On the evening of July 17, 1794, at the height of the Great Terror of the French Revolution, 16 Carmelite nuns were guillotined in the Place de la Nation in Paris. Their story is re-told by Francis Poulenc in his 1957 opera, Dialogues of the Carmelites, which completed its run at the Washington National Opera yesterday.
This community of religious women refused to obey the Civil Constitution of the Clergy of the Revolutionary government mandating suppression of their monastery.
Martyred by the infamous Committee of Public Safety, their remains are now in a mass grave at the Picpus Cemetery in Paris. There you will find a discreet plaque with all of their names listed.
Poulenc combines music, song, and prayer in a dramatic portrayal of self-sacrifice. But the actual story does not end with the opera’s powerful closing scene in which the Carmelites sing Salve Regina as, one by one, the blade falls on each of their necks. You can see the Metropolitan Opera’s finale from its 1987 production on YouTube here.
The rest of the story is told by William Bush, a professor of French literature and an Eastern Orthodox Christian, in To Quell the Terror: The True Story of the Carmelite Martyrs of Compiègne (1999). Ten days after the beheadings, Robespierre fell and was executed in the same manner as the nuns. The Terror ended. Post hoc ergo propter hoc? From a purely logical perspective, a causal connection cannot be proven. Yet, this story of voluntary sacrifice, and the bringing of relative peace to France and the Church, challenges even the rational mind.
Poulenc mixes fact and fiction, especially with the introduction of Blanche de la Force, a young aristocratic girl who seeks to escape her fear, angst really, of life by means of a vocation to the Carmelites. Such a motivation would normally not be recognized as a legitimate reason for a religious vocation. But Poulenc has his reasons for this character in his story.

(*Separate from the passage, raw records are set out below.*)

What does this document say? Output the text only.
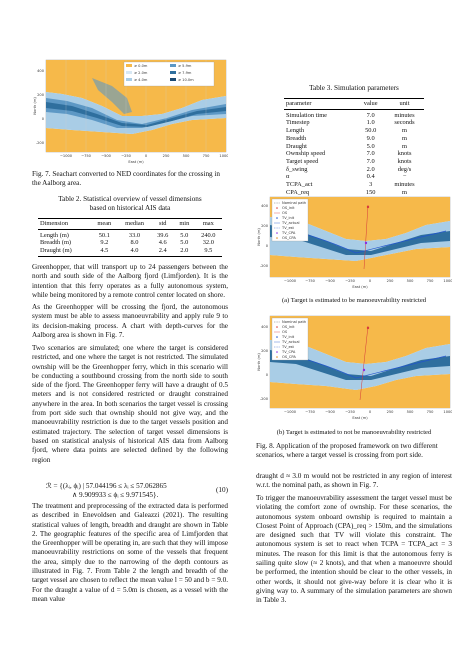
≥ 0.0m
≥ 2.0m
≥ 4.0m
≥ 5.9m
≥ 7.9m
≥ 10.0m
400
200
0
-200
−1000 −750	−500	−250	0	250	500	750	1000
East (m)
North (m)
Fig. 7. Seachart converted to NED coordinates for the crossing in the Aalborg area.
Table 2. Statistical overview of vessel dimensions
based on historical AIS data
Dimension	mean	median	std	min	max
Length (m)	50.1	33.0	39.6	5.0	240.0
Breadth (m)	9.2	8.0	4.6	5.0	32.0
Draught (m)	4.5	4.0	2.4	2.0	9.5
Greenhopper, that will transport up to 24 passengers between the north and south side of the Aalborg fjord (Limfjorden). It is the intention that this ferry operates as a fully autonomous system, while being monitored by a remote control center located on shore.
As the Greenhopper will be crossing the fjord, the autonomous system must be able to assess manoeuvrability and apply rule 9 to its decision-making process. A chart with depth-curves for the Aalborg area is shown in Fig. 7.
Two scenarios are simulated; one where the target is considered restricted, and one where the target is not restricted. The simulated ownship will be the Greenhopper ferry, which in this scenario will be conducting a southbound crossing from the north side to south side of the fjord. The Greenhopper ferry will have a draught of 0.5 meters and is not considered restricted or draught constrained anywhere in the area. In both scenarios the target vessel is crossing from port side such that ownship should not give way, and the manoeuvrability restriction is due to the target vessels position and estimated trajectory. The selection of target vessel dimensions is based on statistical analysis of historical AIS data from Aalborg fjord, where data points are selected defined by the following region
ℛ = {(λᵢ, ϕᵢ) | 57.044196 ≤ λᵢ ≤ 57.062865
∧ 9.909933 ≤ ϕᵢ ≤ 9.971545}.
(10)
The treatment and preprocessing of the extracted data is performed as described in Enevoldsen and Galeazzi (2021). The resulting statistical values of length, breadth and draught are shown in Table 2. The geographic features of the specific area of Limfjorden that the Greenhopper will be operating in, are such that they will impose manoeuvrability restrictions on some of the vessels that frequent the area, simply due to the narrowing of the depth contours as illustrated in Fig. 7. From Table 2 the length and breadth of the target vessel are chosen to reflect the mean value l = 50 and b = 9.0. For the draught a value of d = 5.0m is chosen, as a vessel with the mean value
Table 3. Simulation parameters
parameter	value	unit
Simulation time	7.0	minutes
Timestep	1.0	seconds
Length	50.0	m
Breadth	9.0	m
Draught	5.0	m
Ownship speed	7.0	knots
Target speed	7.0	knots
δ_swing	2.0	deg/s
α	0.4	−
TCPA_act	3	minutes
CPA_req	150	m
Nominal path
OS_init
OS
TV_init
TV_actual
TV_est
TV_CPA
OS_CPA
400
200
0
-200
−1000 −750	−500	−250	0	250	500	750	1000
East (m)
North (m)
(a) Target is estimated to be manoeuvrability restricted
Nominal path
OS_init
OS
TV_init
TV_actual
TV_est
TV_CPA
OS_CPA
400
200
0
-200
−1000 −750	−500	−250	0	250	500	750	1000
East (m)
North (m)
(b) Target is estimated to not be manoeuvrability restricted
Fig. 8. Application of the proposed framework on two different scenarios, where a target vessel is crossing from port side.
draught d ≈ 3.0 m would not be restricted in any region of interest w.r.t. the nominal path, as shown in Fig. 7.
To trigger the manoeuvrability assessment the target vessel must be violating the comfort zone of ownship. For these scenarios, the autonomous system onboard ownship is required to maintain a Closest Point of Approach (CPA)_req > 150m, and the simulations are designed such that TV will violate this constraint. The autonomous system is set to react when TCPA = TCPA_act = 3 minutes. The reason for this limit is that the autonomous ferry is sailing quite slow (≈ 2 knots), and that when a manoeuvre should be performed, the intention should be clear to the other vessels, in other words, it should not give-way before it is clear who it is giving way to. A summary of the simulation parameters are shown in Table 3.
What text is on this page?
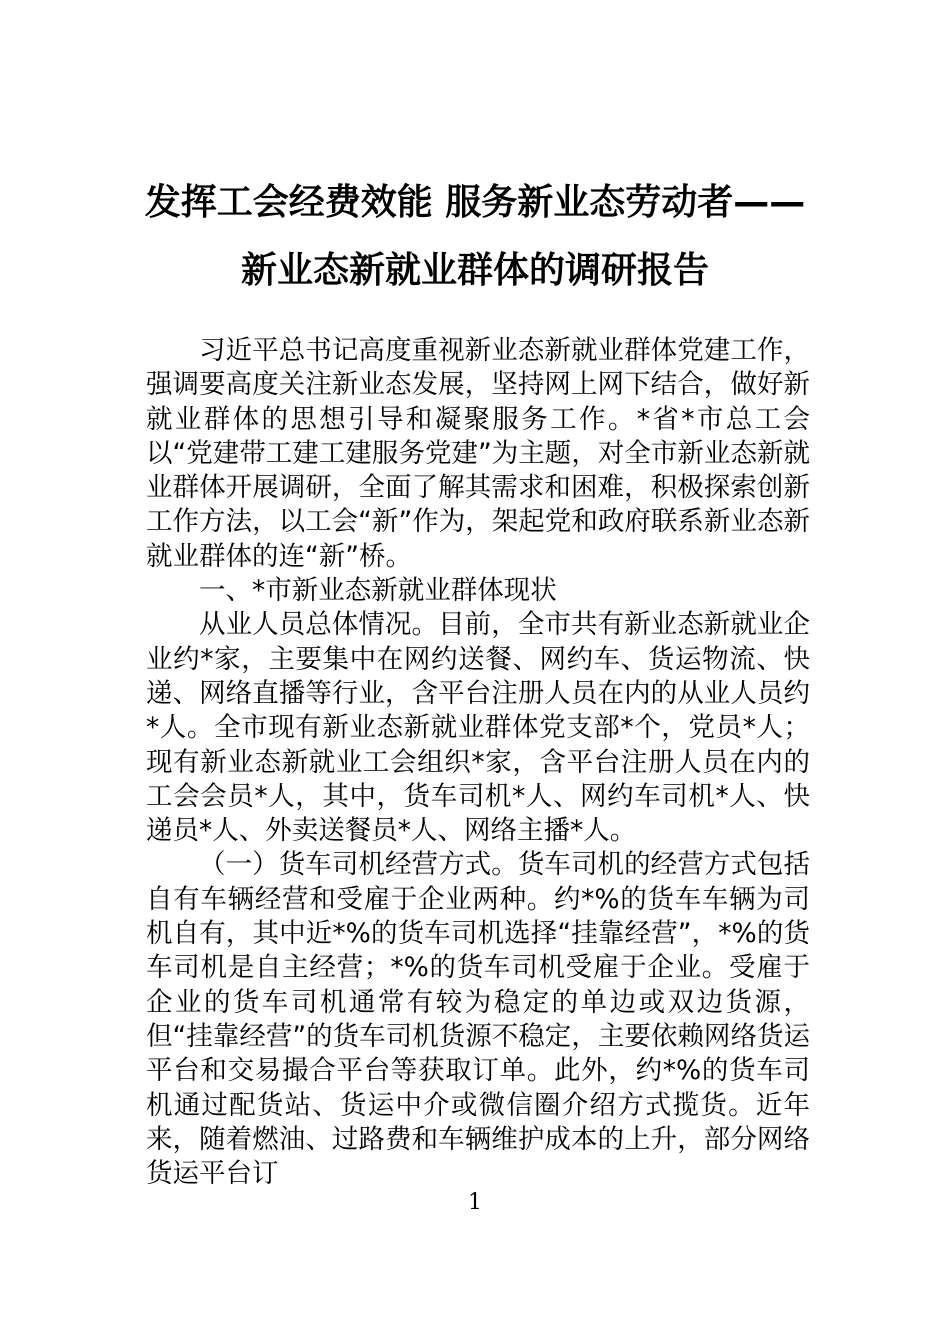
发挥工会经费效能 服务新业态劳动者——
新业态新就业群体的调研报告

习近平总书记高度重视新业态新就业群体党建工作，强调要高度关注新业态发展，坚持网上网下结合，做好新就业群体的思想引导和凝聚服务工作。*省*市总工会以“党建带工建工建服务党建”为主题，对全市新业态新就业群体开展调研，全面了解其需求和困难，积极探索创新工作方法，以工会“新”作为，架起党和政府联系新业态新就业群体的连“新”桥。

一、*市新业态新就业群体现状

从业人员总体情况。目前，全市共有新业态新就业企业约*家，主要集中在网约送餐、网约车、货运物流、快递、网络直播等行业，含平台注册人员在内的从业人员约*人。全市现有新业态新就业群体党支部*个，党员*人；现有新业态新就业工会组织*家，含平台注册人员在内的工会会员*人，其中，货车司机*人、网约车司机*人、快递员*人、外卖送餐员*人、网络主播*人。

（一）货车司机经营方式。货车司机的经营方式包括自有车辆经营和受雇于企业两种。约*%的货车车辆为司机自有，其中近*%的货车司机选择“挂靠经营”，*%的货车司机是自主经营；*%的货车司机受雇于企业。受雇于企业的货车司机通常有较为稳定的单边或双边货源，但“挂靠经营”的货车司机货源不稳定，主要依赖网络货运平台和交易撮合平台等获取订单。此外，约*%的货车司机通过配货站、货运中介或微信圈介绍方式揽货。近年来，随着燃油、过路费和车辆维护成本的上升，部分网络货运平台订

1
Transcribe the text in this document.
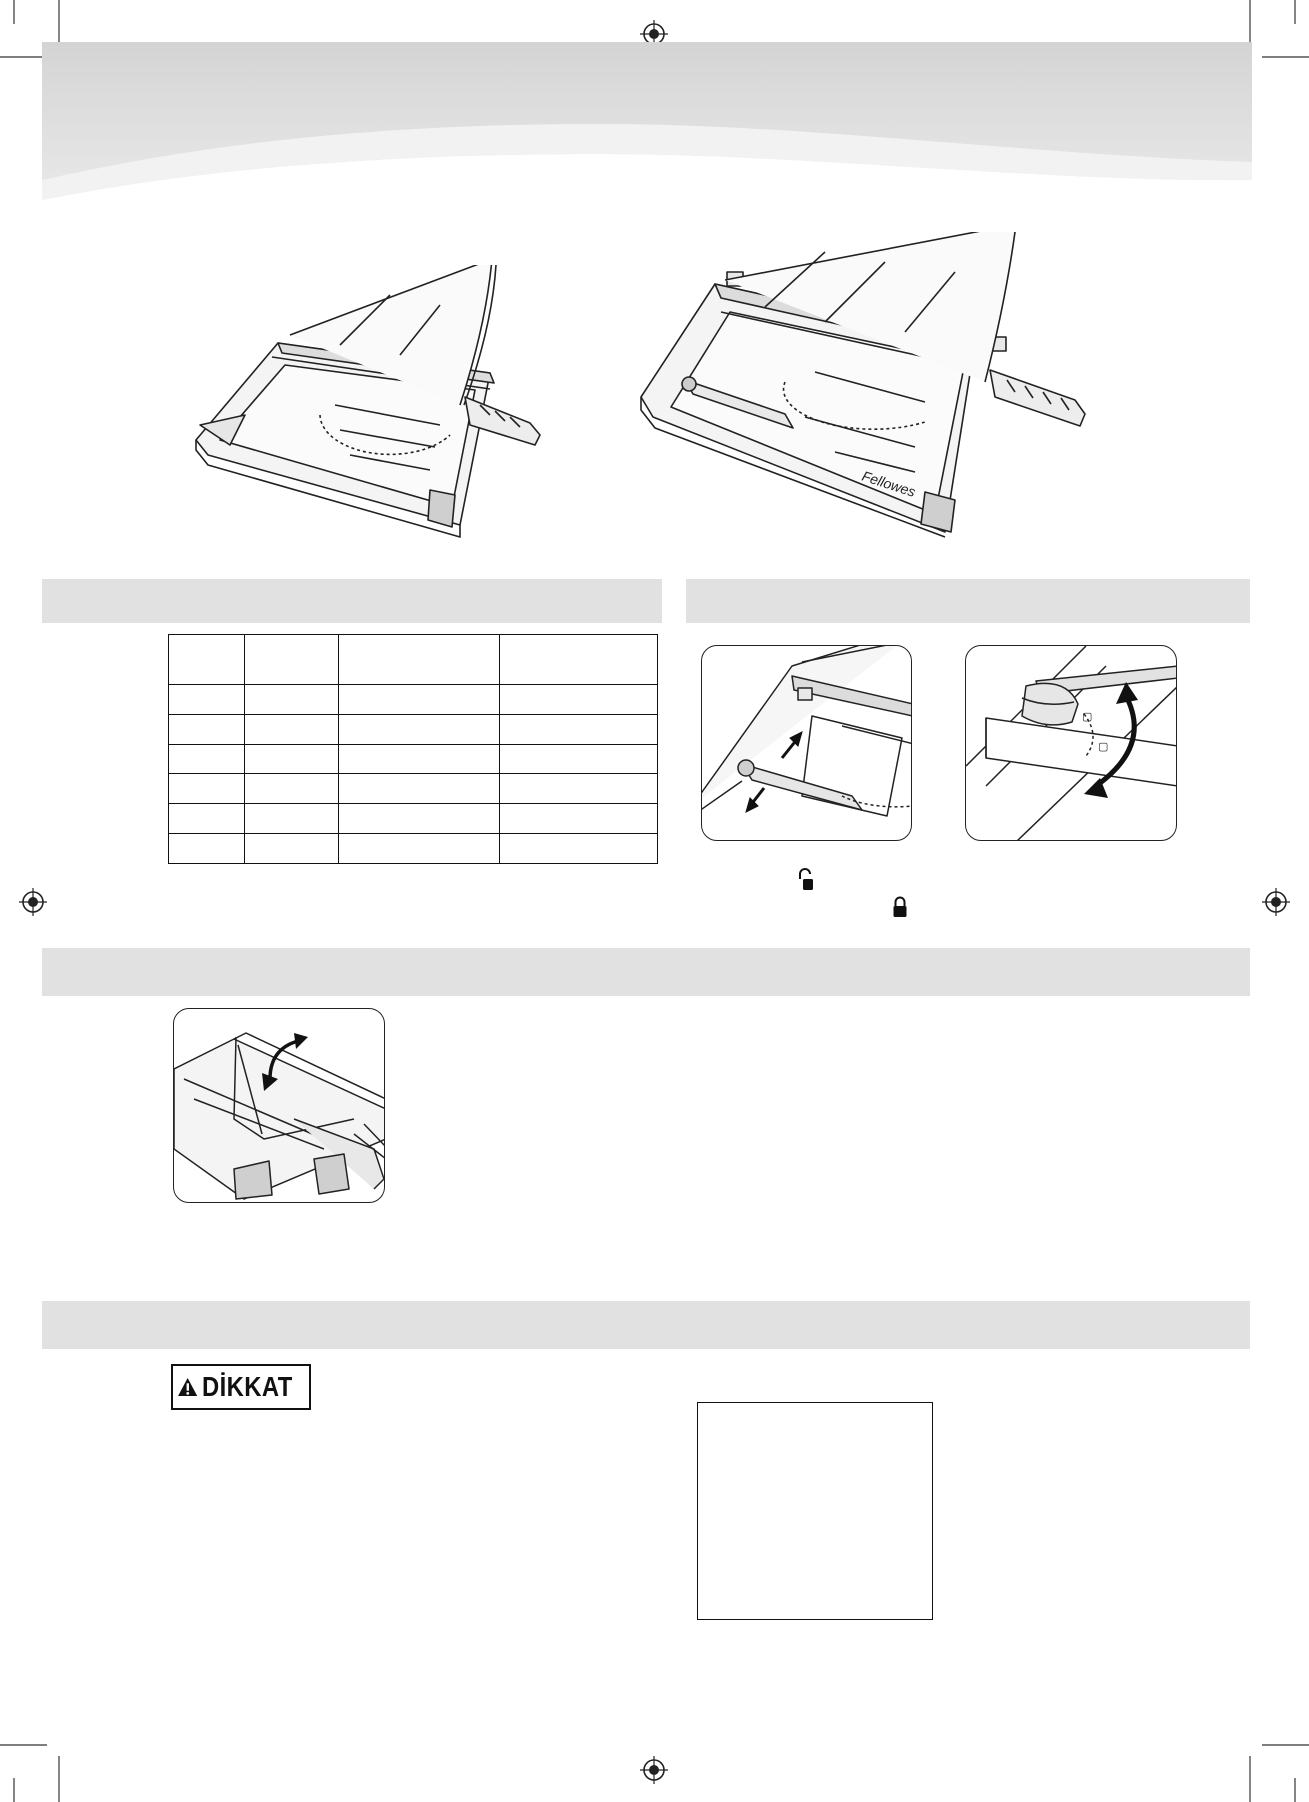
Fellowes

▢
▢
DİKKAT
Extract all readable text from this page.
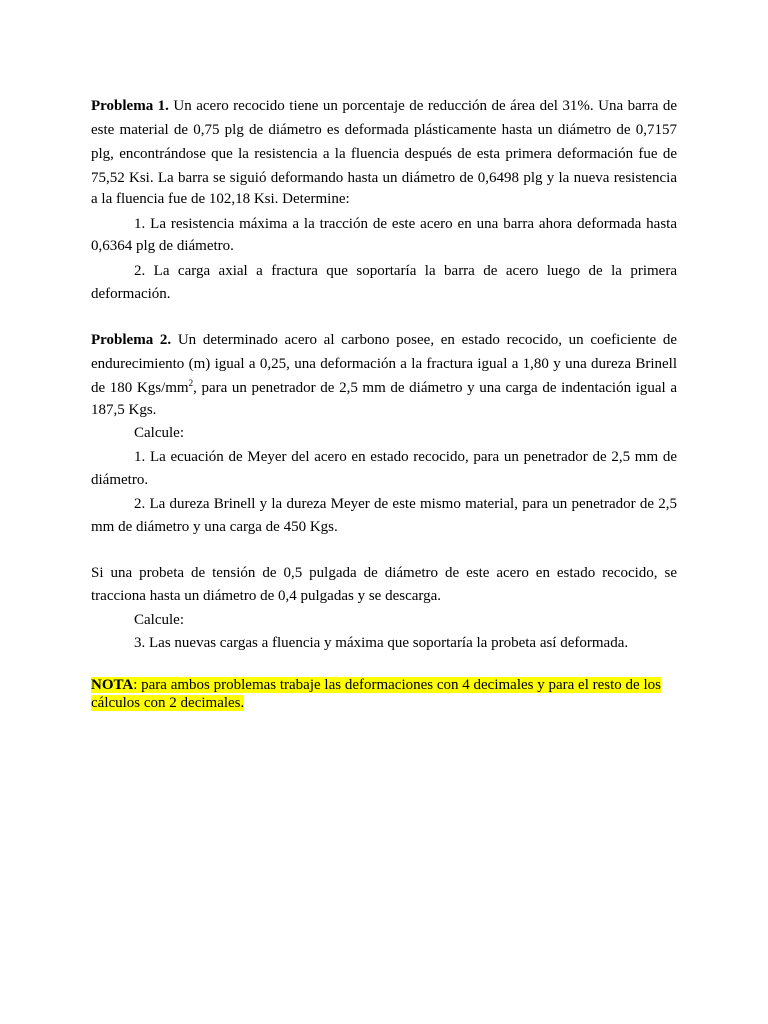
Problema 1. Un acero recocido tiene un porcentaje de reducción de área del 31%. Una barra de
este material de 0,75 plg de diámetro es deformada plásticamente hasta un diámetro de 0,7157
plg, encontrándose que la resistencia a la fluencia después de esta primera deformación fue de
75,52 Ksi. La barra se siguió deformando hasta un diámetro de 0,6498 plg y la nueva resistencia
a la fluencia fue de 102,18 Ksi. Determine:
1. La resistencia máxima a la tracción de este acero en una barra ahora deformada hasta
0,6364 plg de diámetro.
2. La carga axial a fractura que soportaría la barra de acero luego de la primera
deformación.
Problema 2. Un determinado acero al carbono posee, en estado recocido, un coeficiente de
endurecimiento (m) igual a 0,25, una deformación a la fractura igual a 1,80 y una dureza Brinell
de 180 Kgs/$mm^2$, para un penetrador de 2,5 mm de diámetro y una carga de indentación igual a
187,5 Kgs.
Calcule:
1. La ecuación de Meyer del acero en estado recocido, para un penetrador de 2,5 mm de
diámetro.
2. La dureza Brinell y la dureza Meyer de este mismo material, para un penetrador de 2,5
mm de diámetro y una carga de 450 Kgs.
Si una probeta de tensión de 0,5 pulgada de diámetro de este acero en estado recocido, se
tracciona hasta un diámetro de 0,4 pulgadas y se descarga.
Calcule:
3. Las nuevas cargas a fluencia y máxima que soportaría la probeta así deformada.
NOTA: para ambos problemas trabaje las deformaciones con 4 decimales y para el resto de los
cálculos con 2 decimales.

Blanche was originally the creation of a German writer, Gertrud von Le Fort, in her novel, The Song at the Scaffold (1933) written as the shadow of Nazism was spreading over her country. This might account for the great fear driving her heroine’s actions. It was left to the great French Catholic writer, George Bernanos, author of Diary of a Country Priest (1936), to incorporate Blanche into the text of a play (never performed) that became the basis for Poulenc’s libretto.
Blanche’s very human struggle provides theatrical counterpoint to the unflinching heroism of the rest of the Carmelite community. She flees in fear of execution only to return to her companions in the final scene and death. She overcomes her fear through her love of God and her community.
Poulenc was a serious Catholic, and he does not reduce the religious commitment and self-sacrifice of the doomed Carmelites to some thin gruel of humanist individualism. This is great religious as well as operatic art if not precise history. Bush notes that the nuns did not take a “vow of martyrdom” as Poulenc would have it. It was “an act of consecration” whereby each member of the community “would join with the others in offering herself daily to God, soul and body, in holocaust to restore peace to France and to her church.” This, in fact, is what the prioress, Mother Lidoine, actually proposed in the fall of 1792.
Unknown to Poulenc, Mother Lidoine held a small terracotta statuette of the Madonna and Child in her hand, which each nun kissed, after renewing their vows, before climbing the scaffold. But these and other missing historical details do not take anything away from Poulenc’s achievement. His is a very French creation without the soaring arias of Italian opera. The French do like to talk, but they talk about great things, which the nuns do, to music, throughout this compelling production. These are, after all, the Dialogues of Carmelite martyrs with themselves and their God.